More than with most politicians, deceit is integral to her political persona.

She claims that ocean flooding has become a daily nightmare in Miami. Really? Tide gauge and GPS data for the Miami area show that the ocean’s level varies from one location to another, consistent with different rates of land subsidence, not with rising oceans. In any event, scientists measure the extent of change in ocean levels in millimeters, with the total rise for the global oceans during the 20th century estimated to have been about 18 centimeters, or 7 inches, and at most an inch since then, hardly an existential threat. If Miami has a problem, it is local and should be addressed at that level.

California droughts, raging wildfires, and flooding rivers are all wholly consistent with normal climatic cycles. Their impacts, however, have become more problematic because of increased population and the growth of urbanization. The Central Valley in California, for example, is a natural desert. Modern farming in the valley is possible thanks to the massive irrigation projects built in the 1930s. Since then, California’s population has increased by a factor of six, and water projects have not kept up. Again, this is a local problem requiring a local solution. Blaming climate change is just a poor excuse for lack of appropriate local action.

Political Power is the Real Issue

Mrs. Clinton’s real goal, one she shares with Al Gore and all the other climate alarmists, is power. They see alarm over climate change as a convenient way to advance their control over people’s lives.

For politicians, from the UN to local, no issue has proven more useful in justifying increased government intervention at every level. For them, it is imperative that climate change be characterized as an alarming, all-pervasive problem, one that can only be tackled through massive increases in taxes, burdensome regulations, and an all-out attack on the many benefits of fossil fuels. Sadly, every jurisdiction that has embraced the green energy dream has learned that it is a mirage. The costs are high, the delivery anemic, the green jobs are nowhere to be found, and the poor suffer more from the policies than from climate.

One final note. Mrs. Clinton herself does not believe much of what she says on the campaign trail, including on climate change. As she indicated to her press secretary in a leaked 2015 e-mail, she needed to outflank Bernie Sanders but wanted to avoid being too clear about such remedies as a carbon tax, knowing how toxic that would be. Her Wall Street speeches are equally revealing. She is biding her time until next January, when the full panoply of interventionist ideas emanating from her in-house think tank will become her agenda, and she will shamelessly continue to invoke climate change to justify it. More than with most politicians, deceit is integral to her political persona.

The good news is that most Americans do not support Hillary’s approach. They do not think that climate change is a major problem, and they are not looking for a planetary savior ready to impose upon them the nightmare of “clean” energy.

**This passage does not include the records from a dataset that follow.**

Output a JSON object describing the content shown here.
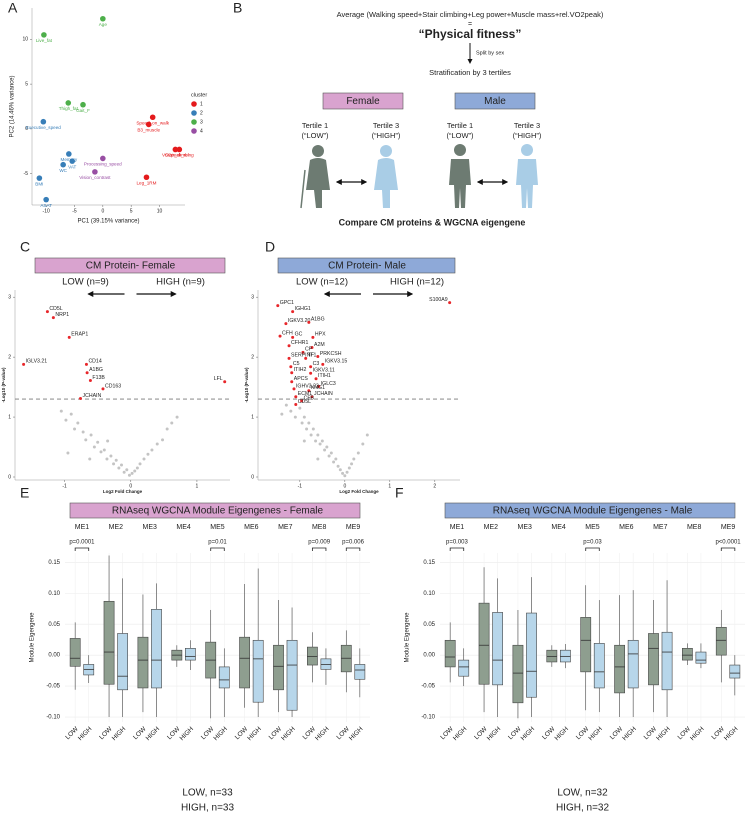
{
  "chart_data": [
    {
      "type": "scatter",
      "panel": "A",
      "x_label": "PC1 (39.15% variance)",
      "y_label": "PC2 (14.46% variance)",
      "xlim": [
        -12.5,
        14.5
      ],
      "ylim": [
        -8.5,
        13.5
      ],
      "xticks": [
        -10,
        -5,
        0,
        5,
        10
      ],
      "yticks": [
        -5,
        0,
        5,
        10
      ],
      "legend_title": "cluster",
      "series": [
        {
          "name": "1",
          "color": "#e41a1c",
          "x": [
            8.8,
            8.1,
            12.8,
            13.5,
            7.7
          ],
          "values": [
            1.3,
            0.5,
            -2.3,
            -2.3,
            -5.4
          ],
          "labels": [
            "Speed_on_walk",
            "B3_muscle",
            "VO2peak_rel",
            "Stair_climbing",
            "Leg_1RM"
          ]
        },
        {
          "name": "2",
          "color": "#377eb8",
          "x": [
            -10.5,
            -6.0,
            -5.4,
            -7.0,
            -11.2,
            -10.0
          ],
          "values": [
            0.8,
            -2.8,
            -3.6,
            -4.0,
            -5.5,
            -7.9
          ],
          "labels": [
            "Executive_speed",
            "Memory",
            "VAT",
            "WC",
            "BMI",
            "ASAT"
          ]
        },
        {
          "name": "3",
          "color": "#4daf4a",
          "x": [
            0,
            -10.4,
            -6.1,
            -3.5
          ],
          "values": [
            12.3,
            10.5,
            2.9,
            2.7
          ],
          "labels": [
            "Age",
            "Live_fat",
            "Thigh_fat",
            "Gait_F"
          ]
        },
        {
          "name": "4",
          "color": "#984ea3",
          "x": [
            0,
            -1.4
          ],
          "values": [
            -3.3,
            -4.8
          ],
          "labels": [
            "Processing_speed",
            "Vision_contrast"
          ]
        }
      ]
    },
    {
      "type": "scatter",
      "panel": "C",
      "title": "CM Protein- Female",
      "title_fill": "#d9a3cf",
      "groups": [
        "LOW (n=9)",
        "HIGH (n=9)"
      ],
      "x_label": "Log2 Fold Change",
      "y_label": "-Log10 (P-value)",
      "xlim": [
        -1.75,
        1.5
      ],
      "ylim": [
        -0.05,
        3.12
      ],
      "xticks": [
        -1,
        0,
        1
      ],
      "yticks": [
        0,
        1,
        2,
        3
      ],
      "threshold": 1.3,
      "series": [
        {
          "color": "#e8262a",
          "x": [
            -1.26,
            -1.17,
            -0.93,
            -1.62,
            -0.67,
            -0.66,
            -0.61,
            -0.42,
            1.42,
            -0.76
          ],
          "values": [
            2.76,
            2.66,
            2.33,
            1.88,
            1.88,
            1.74,
            1.61,
            1.47,
            1.59,
            1.31
          ],
          "labels": [
            "CD5L",
            "NRP1",
            "ERAP1",
            "IGLV3.21",
            "CD14",
            "A1BG",
            "F13B",
            "CD163",
            "LFL",
            "JCHAIN"
          ]
        },
        {
          "color": "#c4c4c4",
          "x": [
            -1.05,
            -0.98,
            -0.9,
            -0.85,
            -0.8,
            -0.72,
            -0.68,
            -0.6,
            -0.55,
            -0.5,
            -0.45,
            -0.4,
            -0.36,
            -0.3,
            -0.26,
            -0.22,
            -0.18,
            -0.14,
            -0.1,
            -0.06,
            -0.02,
            0.02,
            0.06,
            0.1,
            0.14,
            0.2,
            0.26,
            0.32,
            0.4,
            0.48,
            0.55,
            0.62,
            0.7,
            -0.95,
            -0.62,
            -0.35
          ],
          "values": [
            1.1,
            0.95,
            1.05,
            0.8,
            0.9,
            0.75,
            0.62,
            0.7,
            0.5,
            0.58,
            0.42,
            0.45,
            0.3,
            0.35,
            0.22,
            0.28,
            0.15,
            0.2,
            0.08,
            0.12,
            0.03,
            0.06,
            0.1,
            0.15,
            0.22,
            0.3,
            0.38,
            0.45,
            0.55,
            0.62,
            0.8,
            0.9,
            1.0,
            0.4,
            0.3,
            0.6
          ]
        }
      ]
    },
    {
      "type": "scatter",
      "panel": "D",
      "title": "CM Protein- Male",
      "title_fill": "#8ea9d8",
      "groups": [
        "LOW (n=12)",
        "HIGH (n=12)"
      ],
      "x_label": "Log2 Fold Change",
      "y_label": "-Log10 (P-value)",
      "xlim": [
        -1.93,
        2.56
      ],
      "ylim": [
        -0.05,
        3.12
      ],
      "xticks": [
        -1,
        0,
        1,
        2
      ],
      "yticks": [
        0,
        1,
        2,
        3
      ],
      "threshold": 1.3,
      "series": [
        {
          "color": "#e8262a",
          "x": [
            2.33,
            -1.49,
            -1.16,
            -1.31,
            -0.8,
            -1.44,
            -1.16,
            -0.71,
            -1.24,
            -0.73,
            -0.93,
            -1.24,
            -0.87,
            -0.6,
            -1.2,
            -0.76,
            -0.49,
            -1.18,
            -0.76,
            -1.18,
            -0.64,
            -0.58,
            -1.13,
            -0.8,
            -1.09,
            -0.73,
            -0.96,
            -1.09
          ],
          "values": [
            2.91,
            2.86,
            2.76,
            2.56,
            2.58,
            2.35,
            2.33,
            2.33,
            2.19,
            2.16,
            2.08,
            1.98,
            1.98,
            2.01,
            1.84,
            1.84,
            1.88,
            1.74,
            1.73,
            1.59,
            1.64,
            1.51,
            1.47,
            1.44,
            1.34,
            1.34,
            1.27,
            1.21
          ],
          "labels": [
            "S100A9",
            "GPC1",
            "IGHG1",
            "IGKV3.20",
            "A1BG",
            "CFH",
            "GC",
            "HPX",
            "CFHR1",
            "A2M",
            "CP",
            "SERPINF1",
            "TF",
            "PRKCSH",
            "C5",
            "C3",
            "IGKV3.15",
            "ITIH2",
            "IGKV3.11",
            "APCS",
            "ITIH1",
            "IGLC3",
            "IGHV3.23",
            "KNG1",
            "ECM1",
            "JCHAIN",
            "CFB",
            "CD5L"
          ]
        },
        {
          "color": "#c4c4c4",
          "x": [
            -1.3,
            -1.2,
            -1.1,
            -1.0,
            -0.95,
            -0.9,
            -0.85,
            -0.8,
            -0.75,
            -0.7,
            -0.65,
            -0.6,
            -0.55,
            -0.5,
            -0.45,
            -0.4,
            -0.35,
            -0.3,
            -0.25,
            -0.2,
            -0.15,
            -0.1,
            -0.05,
            0,
            0.05,
            0.1,
            0.15,
            0.2,
            0.3,
            0.4,
            0.5,
            -1.4,
            -0.9,
            -0.6
          ],
          "values": [
            1.2,
            1.1,
            1.0,
            1.15,
            0.9,
            1.0,
            0.8,
            0.9,
            0.7,
            0.8,
            0.6,
            0.7,
            0.55,
            0.6,
            0.45,
            0.5,
            0.35,
            0.4,
            0.25,
            0.3,
            0.18,
            0.12,
            0.06,
            0.02,
            0.08,
            0.15,
            0.22,
            0.3,
            0.4,
            0.55,
            0.7,
            1.05,
            0.6,
            0.3
          ]
        }
      ]
    },
    {
      "type": "box",
      "panel": "E",
      "title": "RNAseq WGCNA Module Eigengenes - Female",
      "title_fill": "#d9a3cf",
      "categories": [
        "ME1",
        "ME2",
        "ME3",
        "ME4",
        "ME5",
        "ME6",
        "ME7",
        "ME8",
        "ME9"
      ],
      "y_label": "Module Eigengene",
      "ylim": [
        -0.108,
        0.165
      ],
      "yticks": [
        0.15,
        {
          "value": 0.1,
          "label": "0.10"
        },
        0.05,
        {
          "value": 0,
          "label": "0.00"
        },
        -0.05,
        {
          "value": -0.1,
          "label": "-0.10"
        }
      ],
      "pvalue_labels": [
        "p=0.0001",
        null,
        null,
        null,
        "p=0.01",
        null,
        null,
        "p=0.009",
        "p=0.006"
      ],
      "footnote": [
        "LOW, n=33",
        "HIGH, n=33"
      ],
      "series": [
        {
          "name": "LOW",
          "color": "#8e9e8f",
          "max": [
            0.053,
            0.161,
            0.098,
            0.016,
            0.073,
            0.115,
            0.089,
            0.037,
            0.04
          ],
          "q3": [
            0.027,
            0.087,
            0.029,
            0.008,
            0.021,
            0.029,
            0.016,
            0.013,
            0.016
          ],
          "median": [
            -0.005,
            0.005,
            -0.008,
            0,
            -0.008,
            -0.005,
            -0.018,
            -0.002,
            -0.005
          ],
          "q1": [
            -0.018,
            -0.047,
            -0.053,
            -0.008,
            -0.037,
            -0.053,
            -0.056,
            -0.016,
            -0.027
          ],
          "min": [
            -0.056,
            -0.1,
            -0.092,
            -0.019,
            -0.102,
            -0.085,
            -0.092,
            -0.044,
            -0.06
          ]
        },
        {
          "name": "HIGH",
          "color": "#b7d6ea",
          "max": [
            0,
            0.124,
            0.116,
            0.024,
            0.011,
            0.14,
            0.077,
            0.011,
            0.011
          ],
          "q3": [
            -0.015,
            0.035,
            0.074,
            0.011,
            -0.019,
            0.024,
            0.024,
            -0.006,
            -0.015
          ],
          "median": [
            -0.023,
            -0.034,
            -0.008,
            -0.002,
            -0.04,
            -0.006,
            -0.016,
            -0.015,
            -0.024
          ],
          "q1": [
            -0.032,
            -0.056,
            -0.053,
            -0.008,
            -0.053,
            -0.076,
            -0.089,
            -0.023,
            -0.039
          ],
          "min": [
            -0.045,
            -0.1,
            -0.1,
            -0.024,
            -0.1,
            -0.1,
            -0.1,
            -0.048,
            -0.068
          ]
        }
      ]
    },
    {
      "type": "box",
      "panel": "F",
      "title": "RNAseq WGCNA Module Eigengenes - Male",
      "title_fill": "#8ea9d8",
      "categories": [
        "ME1",
        "ME2",
        "ME3",
        "ME4",
        "ME5",
        "ME6",
        "ME7",
        "ME8",
        "ME9"
      ],
      "y_label": "Module Eigengene",
      "ylim": [
        -0.108,
        0.165
      ],
      "yticks": [
        0.15,
        {
          "value": 0.1,
          "label": "0.10"
        },
        0.05,
        {
          "value": 0,
          "label": "0.00"
        },
        -0.05,
        {
          "value": -0.1,
          "label": "-0.10"
        }
      ],
      "pvalue_labels": [
        "p=0.003",
        null,
        null,
        null,
        "p=0.03",
        null,
        null,
        null,
        "p<0.0001"
      ],
      "footnote": [
        "LOW, n=32",
        "HIGH, n=32"
      ],
      "series": [
        {
          "name": "LOW",
          "color": "#8e9e8f",
          "max": [
            0.053,
            0.142,
            0.073,
            0.016,
            0.113,
            0.097,
            0.089,
            0.019,
            0.073
          ],
          "q3": [
            0.024,
            0.084,
            0.016,
            0.008,
            0.061,
            0.016,
            0.035,
            0.011,
            0.045
          ],
          "median": [
            -0.003,
            0.016,
            -0.029,
            -0.002,
            0.024,
            -0.019,
            0.011,
            0,
            0.024
          ],
          "q1": [
            -0.019,
            -0.047,
            -0.077,
            -0.011,
            -0.027,
            -0.061,
            -0.048,
            -0.008,
            0
          ],
          "min": [
            -0.044,
            -0.092,
            -0.102,
            -0.019,
            -0.089,
            -0.1,
            -0.092,
            -0.016,
            -0.044
          ]
        },
        {
          "name": "HIGH",
          "color": "#b7d6ea",
          "max": [
            0.011,
            0.124,
            0.126,
            0.018,
            0.089,
            0.105,
            0.121,
            0.019,
            0
          ],
          "q3": [
            -0.008,
            0.069,
            0.068,
            0.008,
            0.019,
            0.024,
            0.037,
            0.005,
            -0.016
          ],
          "median": [
            -0.019,
            -0.008,
            -0.026,
            -0.002,
            -0.027,
            0.002,
            0.005,
            -0.008,
            -0.029
          ],
          "q1": [
            -0.034,
            -0.048,
            -0.068,
            -0.011,
            -0.053,
            -0.053,
            -0.056,
            -0.013,
            -0.037
          ],
          "min": [
            -0.05,
            -0.1,
            -0.1,
            -0.021,
            -0.092,
            -0.1,
            -0.1,
            -0.021,
            -0.065
          ]
        }
      ]
    }
  ],
  "diagram": {
    "panel": "B",
    "formula": "Average (Walking speed+Stair climbing+Leg power+Muscle mass+rel.VO2peak)",
    "equals": "=",
    "concept": "“Physical fitness”",
    "split": "Split by sex",
    "stratification": "Stratification by 3 tertiles",
    "groups": [
      {
        "sex": "Female",
        "tertiles": [
          {
            "name": "Tertile 1",
            "label": "(“LOW”)"
          },
          {
            "name": "Tertile 3",
            "label": "(“HIGH”)"
          }
        ]
      },
      {
        "sex": "Male",
        "tertiles": [
          {
            "name": "Tertile 1",
            "label": "(“LOW”)"
          },
          {
            "name": "Tertile 3",
            "label": "(“HIGH”)"
          }
        ]
      }
    ],
    "comparison": "Compare CM proteins & WGCNA eigengene"
  }
}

A 2016 Chapman University survey indicates that climate change is not included among the top ten fears of the American people. They are not buying the hype.

Rather, their principal concern is the rise in corruption among government officials. Voters are fed up with the nonsense that career politicians feed them on a daily basis. A Pew University survey released last week indicates that Americans are losing their faith in both scientists and the media reporting on science issues. Among scientists, climate scientists are now considered the least credible, and barely one in ten Americans is closely following the issue.

We will see in November which direction the American people want to take, but it is unlikely that climate change will be the principal issue influencing their votes.


Michael Hart is emeritus professor of international affairs at Carleton University, the author of Hubris: The Troubling Science, Economics, and Politics of Climate Change, and a Contributing Writer for The Cornwall Alliance of the Stewardship of Creation.